Stanford was also where his collaborations with neuroscientists around the world subsequently led to the start of the International Brain Research Organization (IBRO)-funded Visiting Lecturer Team Programme (VLTP) bringing contemporary neuroscience ideas to students in developing countries. John thought that the most critical aspect of this programme was to give students the confidence to be able to give well-structured and concise scientific talks so that they could participate in scientific exchange anywhere. A considerable effort during these visits was devoted to students practising presentations about their own project work. The model was of course the original communication style for The Physiological Society. The IBRO VLTP, subsequently organised together with his Stanford colleague Jack McMahan, visited over 40 countries over three decades, sometimes working in primitive conditions, but each time John and his co-opted lecturers found themselves talking to packed eager groups of students and faculty. A number of internationally distinguished neuroscientists owe their career beginnings to this programme.
John’s subsequent moves to the Biozentrum in Basel, Switzerland in 1983 as Professor of Pharmacology and finally as an emeritus professor to The International School for Advanced Studies (SISSA) in Trieste, Italy in 1998, are each characterised by a restless and inquisitive advance into a new area. His group in Basel worked on the developing spinal cord and the brainstem breathing rhythm using the short-tailed opossum, Monodelphis domestica, to find how the development of the cord takes place after birth.
John engaged all who met him. He remained an indefatigable traveller until his very last few years and hundreds of neuroscientists all over the world will have their own Nicholls stories. He believed a passion for science, music and cooking was an essential bond, while his lectures and teaching were masterclasses of presentation that captivated students everywhere. But maybe it is his powder blue jumper, so characteristically rolled up at the sleeves, the same colour as the FN2B cover, by which we shall also remember him.
References
Baylor DA, Nicholls JG (1969). Chemical and electrical synaptic connexions between cutaneous mechanoreceptor neurones in the central nervous system of the leech. Journal of Physiology 203, 591–609.

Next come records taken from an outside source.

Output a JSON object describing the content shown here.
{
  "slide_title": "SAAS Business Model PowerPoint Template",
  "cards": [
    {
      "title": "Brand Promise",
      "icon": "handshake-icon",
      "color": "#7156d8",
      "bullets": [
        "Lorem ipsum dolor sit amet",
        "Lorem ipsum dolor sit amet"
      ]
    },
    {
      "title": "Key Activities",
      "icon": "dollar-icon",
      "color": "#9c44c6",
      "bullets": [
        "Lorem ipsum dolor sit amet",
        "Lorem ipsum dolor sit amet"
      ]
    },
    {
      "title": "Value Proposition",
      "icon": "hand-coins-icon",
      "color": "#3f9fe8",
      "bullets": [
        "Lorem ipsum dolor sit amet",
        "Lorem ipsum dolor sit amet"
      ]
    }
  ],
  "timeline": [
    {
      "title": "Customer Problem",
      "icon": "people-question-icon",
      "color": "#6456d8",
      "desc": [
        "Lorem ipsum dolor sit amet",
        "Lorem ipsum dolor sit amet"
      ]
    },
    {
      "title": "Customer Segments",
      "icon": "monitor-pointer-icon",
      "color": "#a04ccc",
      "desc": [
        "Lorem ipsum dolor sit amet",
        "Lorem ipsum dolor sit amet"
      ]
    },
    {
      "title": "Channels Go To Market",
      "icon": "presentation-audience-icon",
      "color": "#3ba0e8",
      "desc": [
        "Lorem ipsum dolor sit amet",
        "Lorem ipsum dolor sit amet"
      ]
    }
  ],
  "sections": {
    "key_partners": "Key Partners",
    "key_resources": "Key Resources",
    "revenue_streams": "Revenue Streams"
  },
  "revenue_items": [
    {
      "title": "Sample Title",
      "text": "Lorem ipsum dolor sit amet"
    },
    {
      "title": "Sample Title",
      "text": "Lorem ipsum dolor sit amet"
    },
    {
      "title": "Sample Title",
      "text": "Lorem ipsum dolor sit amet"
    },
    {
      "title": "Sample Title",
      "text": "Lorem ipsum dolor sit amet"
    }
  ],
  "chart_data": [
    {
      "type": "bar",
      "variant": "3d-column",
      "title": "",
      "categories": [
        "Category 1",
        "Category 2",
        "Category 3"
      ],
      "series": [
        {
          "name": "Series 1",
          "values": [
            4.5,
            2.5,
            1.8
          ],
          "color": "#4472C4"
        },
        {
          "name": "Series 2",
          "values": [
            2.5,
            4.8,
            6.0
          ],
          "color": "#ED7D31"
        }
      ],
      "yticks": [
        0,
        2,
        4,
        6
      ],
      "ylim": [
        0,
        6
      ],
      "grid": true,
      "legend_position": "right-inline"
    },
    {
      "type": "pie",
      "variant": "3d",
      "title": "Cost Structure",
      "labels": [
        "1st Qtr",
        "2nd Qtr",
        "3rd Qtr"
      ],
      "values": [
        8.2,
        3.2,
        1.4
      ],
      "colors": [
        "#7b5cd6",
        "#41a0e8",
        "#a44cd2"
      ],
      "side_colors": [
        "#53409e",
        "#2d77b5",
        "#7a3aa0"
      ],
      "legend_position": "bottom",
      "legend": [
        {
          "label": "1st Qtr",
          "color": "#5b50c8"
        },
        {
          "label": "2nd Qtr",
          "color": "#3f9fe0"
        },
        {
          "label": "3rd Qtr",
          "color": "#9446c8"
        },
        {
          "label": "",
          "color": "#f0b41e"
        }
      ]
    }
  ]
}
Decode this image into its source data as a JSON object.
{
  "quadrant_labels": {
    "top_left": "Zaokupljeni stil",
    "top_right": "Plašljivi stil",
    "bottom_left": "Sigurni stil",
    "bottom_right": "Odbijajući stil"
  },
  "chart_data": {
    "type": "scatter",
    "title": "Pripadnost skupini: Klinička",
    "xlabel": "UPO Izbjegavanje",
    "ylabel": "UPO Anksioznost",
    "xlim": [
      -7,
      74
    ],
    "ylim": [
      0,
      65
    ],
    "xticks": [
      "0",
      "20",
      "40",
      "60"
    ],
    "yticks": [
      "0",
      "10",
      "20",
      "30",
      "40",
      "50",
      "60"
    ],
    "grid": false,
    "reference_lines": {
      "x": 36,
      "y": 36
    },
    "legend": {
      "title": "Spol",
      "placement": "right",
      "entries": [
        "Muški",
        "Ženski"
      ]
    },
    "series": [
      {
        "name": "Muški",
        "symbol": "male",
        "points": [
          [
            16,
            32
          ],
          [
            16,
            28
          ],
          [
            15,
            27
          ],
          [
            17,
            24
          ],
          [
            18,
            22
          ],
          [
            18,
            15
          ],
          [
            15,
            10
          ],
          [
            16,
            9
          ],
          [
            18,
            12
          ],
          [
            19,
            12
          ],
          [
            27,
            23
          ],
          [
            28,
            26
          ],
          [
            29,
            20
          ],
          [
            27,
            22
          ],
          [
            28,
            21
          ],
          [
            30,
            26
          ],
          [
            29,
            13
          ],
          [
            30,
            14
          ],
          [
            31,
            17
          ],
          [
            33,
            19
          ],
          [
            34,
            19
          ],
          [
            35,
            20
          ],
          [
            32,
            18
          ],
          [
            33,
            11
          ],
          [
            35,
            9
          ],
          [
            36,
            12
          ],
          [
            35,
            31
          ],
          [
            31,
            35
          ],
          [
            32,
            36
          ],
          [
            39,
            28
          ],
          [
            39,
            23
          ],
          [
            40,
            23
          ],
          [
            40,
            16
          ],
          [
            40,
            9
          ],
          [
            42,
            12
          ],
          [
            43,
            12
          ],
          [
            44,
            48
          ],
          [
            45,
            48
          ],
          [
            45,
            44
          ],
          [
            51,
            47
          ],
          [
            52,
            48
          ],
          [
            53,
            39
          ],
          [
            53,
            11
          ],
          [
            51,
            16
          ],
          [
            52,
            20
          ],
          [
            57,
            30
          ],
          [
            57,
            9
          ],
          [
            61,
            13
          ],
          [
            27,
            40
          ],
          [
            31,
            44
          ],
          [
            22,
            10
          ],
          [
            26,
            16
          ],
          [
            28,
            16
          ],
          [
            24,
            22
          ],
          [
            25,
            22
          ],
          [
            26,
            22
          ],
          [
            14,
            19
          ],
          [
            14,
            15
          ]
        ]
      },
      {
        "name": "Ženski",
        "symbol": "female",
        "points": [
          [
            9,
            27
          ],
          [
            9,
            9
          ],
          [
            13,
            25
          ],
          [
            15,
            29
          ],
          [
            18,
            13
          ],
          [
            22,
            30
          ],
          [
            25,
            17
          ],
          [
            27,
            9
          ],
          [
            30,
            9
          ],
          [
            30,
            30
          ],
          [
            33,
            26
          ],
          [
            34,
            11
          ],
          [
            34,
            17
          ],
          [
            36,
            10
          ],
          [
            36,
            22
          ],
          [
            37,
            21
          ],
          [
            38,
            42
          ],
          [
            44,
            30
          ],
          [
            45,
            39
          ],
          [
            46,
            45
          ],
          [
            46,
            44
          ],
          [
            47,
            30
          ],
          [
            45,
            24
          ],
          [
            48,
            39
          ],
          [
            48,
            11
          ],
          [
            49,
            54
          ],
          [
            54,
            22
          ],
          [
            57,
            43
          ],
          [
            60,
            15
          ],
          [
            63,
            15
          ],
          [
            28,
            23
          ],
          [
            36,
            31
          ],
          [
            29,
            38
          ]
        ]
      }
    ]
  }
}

Nicholls JG (2015). PIoneers of Neurobiology: My Brilliant Eccentric Heroes. Sinauer Associates Inc, Sunderland, MA, USA.
Nicholls JG et al. (1967). Persistence Transfer. Science 158, 1524–1525.
Nicholls JG, Kuffler SW (1964). Extracellular space as a pathway for exchange between blood and neurons in the central nervous system of the leech: ionic composition of glial cells and neurons. Journal of Neurophysiology 27, 645–671.